- Music
- 19 Jun 08
Rapturous rockers showcase a mix of old and new material
One of the most creditable aspects of these Heineken Green Spheres extravaganzas is the adventurous pairing of appropriate musical home-produce with the imported varieties. Tonight our cockles were well warmed up by the funk/punk noise-wave of local heroes Walter Mitty and The Realists. With Talking Heads and Zappa vying with more recent influences, and driven by demented front boy Niall McTeigue, they conjured an unsettling concoction with gems like ‘Lie In The Summer’, ‘Green Light Go’ and ‘Red Is The Number’. Watch them go.

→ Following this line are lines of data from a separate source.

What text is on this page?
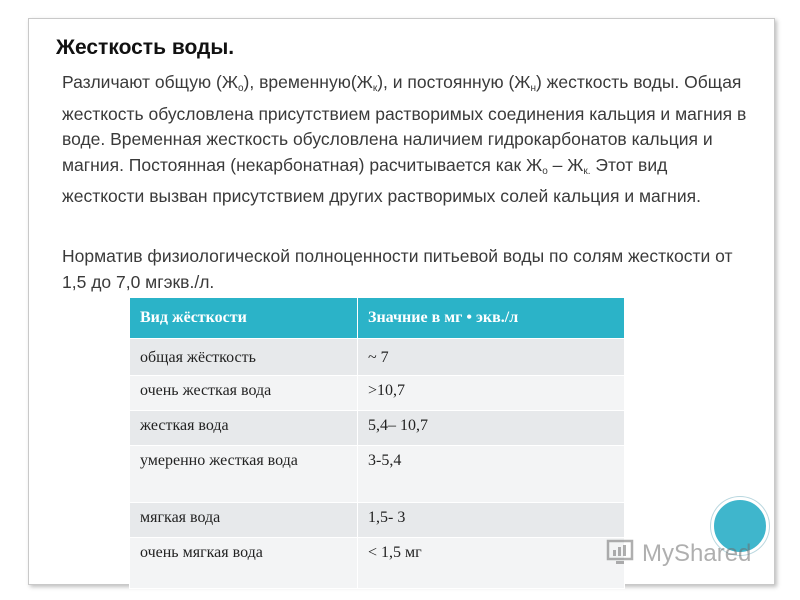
Жесткость воды.
Различают общую $(Ж_о)$, $временную(Ж_к)$, и постоянную $(Ж_н)$ жесткость воды. Общая жесткость обусловлена присутствием растворимых соединения кальция и магния в воде. Временная жесткость обусловлена наличием гидрокарбонатов кальция и магния. Постоянная (некарбонатная) расчитывается как $Ж_о - Ж_{к.}$ Этот вид жесткости вызван присутствием других растворимых солей кальция и магния.
Норматив физиологической полноценности питьевой воды по солям жесткости от 1,5 до 7,0 мгэкв./л.
Вид жёсткости	Значние в мг • экв./л
общая жёсткость	~ 7
очень жесткая вода	>10,7
жесткая вода	5,4– 10,7
умеренно жесткая вода	3-5,4
мягкая вода	1,5- 3
очень мягкая вода	< 1,5 мг	MyShared
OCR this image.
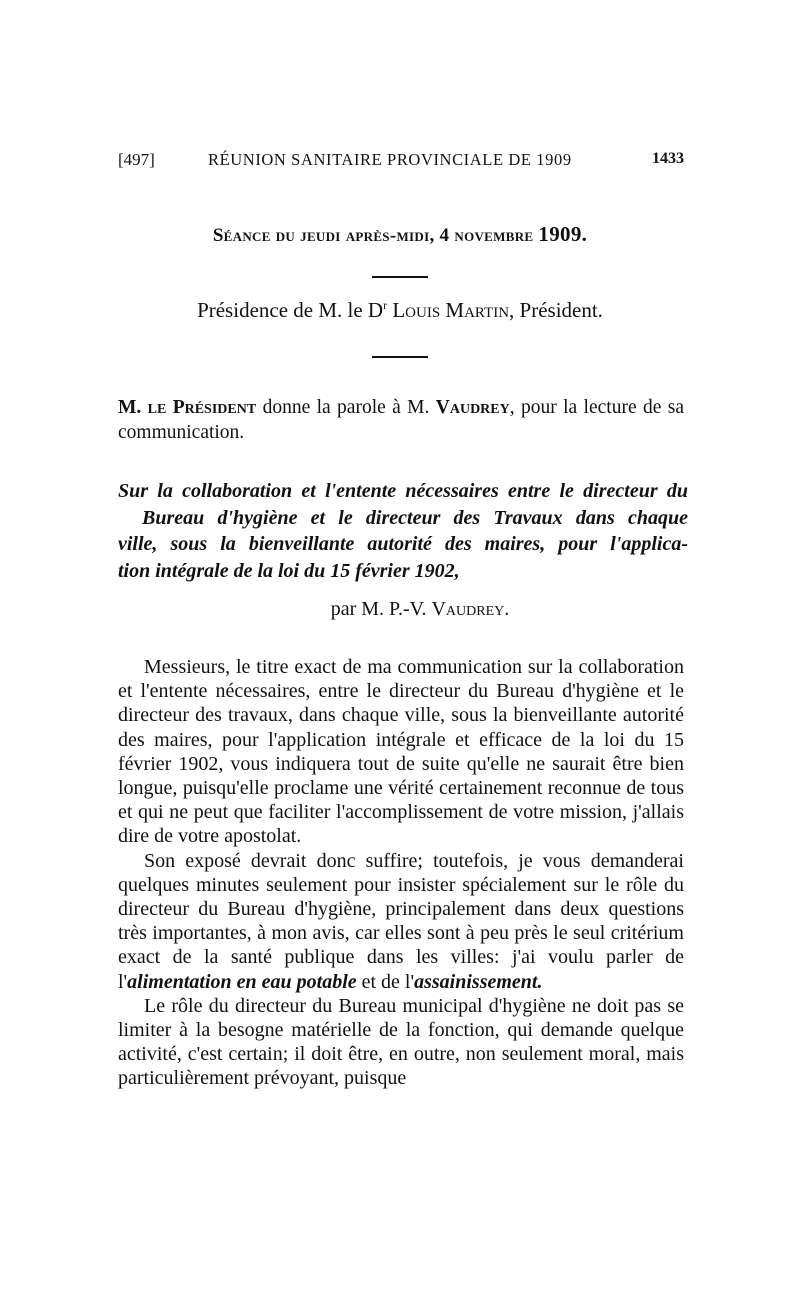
[497]	RÉUNION SANITAIRE PROVINCIALE DE 1909	1433
Séance du jeudi après-midi, 4 novembre 1909.
Présidence de M. le $D^r$ Louis Martin, Président.
M. le Président donne la parole à M. Vaudrey, pour la lecture de sa communication.
Sur la collaboration et l'entente nécessaires entre le directeur du
Bureau d'hygiène et le directeur des Travaux dans chaque
ville, sous la bienveillante autorité des maires, pour l'applica-
tion intégrale de la loi du 15 février 1902,
par M. P.-V. Vaudrey.

Messieurs, le titre exact de ma communication sur la collaboration et l'entente nécessaires, entre le directeur du Bureau d'hygiène et le directeur des travaux, dans chaque ville, sous la bienveillante autorité des maires, pour l'application intégrale et efficace de la loi du 15 février 1902, vous indiquera tout de suite qu'elle ne saurait être bien longue, puisqu'elle proclame une vérité certainement reconnue de tous et qui ne peut que faciliter l'accomplissement de votre mission, j'allais dire de votre apostolat.

Son exposé devrait donc suffire; toutefois, je vous demanderai quelques minutes seulement pour insister spécialement sur le rôle du directeur du Bureau d'hygiène, principalement dans deux questions très importantes, à mon avis, car elles sont à peu près le seul critérium exact de la santé publique dans les villes: j'ai voulu parler de l'alimentation en eau potable et de l'assainissement.

Le rôle du directeur du Bureau municipal d'hygiène ne doit pas se limiter à la besogne matérielle de la fonction, qui demande quelque activité, c'est certain; il doit être, en outre, non seulement moral, mais particulièrement prévoyant, puisque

The full house for Dirty Pretty Things, and the rapturous response they generated, suggests that Carl Barat has left his Libertines days well behind. But then, Dirty Pretty Things are no longer his band anyway, as he now jobshares frontal duties with second guitarist Anthony Rossomando and bassist Didz Hammond. In essence they are two bands, one whipping up bogglesome flurries of electric noise at turbo-charged tempos, then shifting gear to a less raucous Merseybeat poured through a new wave filter, with vocal harmonies to go. Playing with a cohesion and precision not exactly compulsory for the indie rock genre, they served up ‘Tired Of England’ from the new album. Live, it has more urgency than on disc, with respectful nods to Stephen Patrick. The shuffle-punk singalong ‘Plastic Hearts’ and the emotive ‘Hippy Son’, also trailers from Romance At Short Notice, nailed the new offering in two. But it wasn’t just a night out for the new material, and ‘Deadwood’ and ‘Bloody Thirsty Bastards’ were two standouts from the debut Waterloo To Anywhere. Not surprisingly, half of Limerick came to witness the triumphant ‘Bang Bang You’re Dead’, as it stomped all over Dolan’s with the zest and fury of The Jam. We came, we saw and they conquered.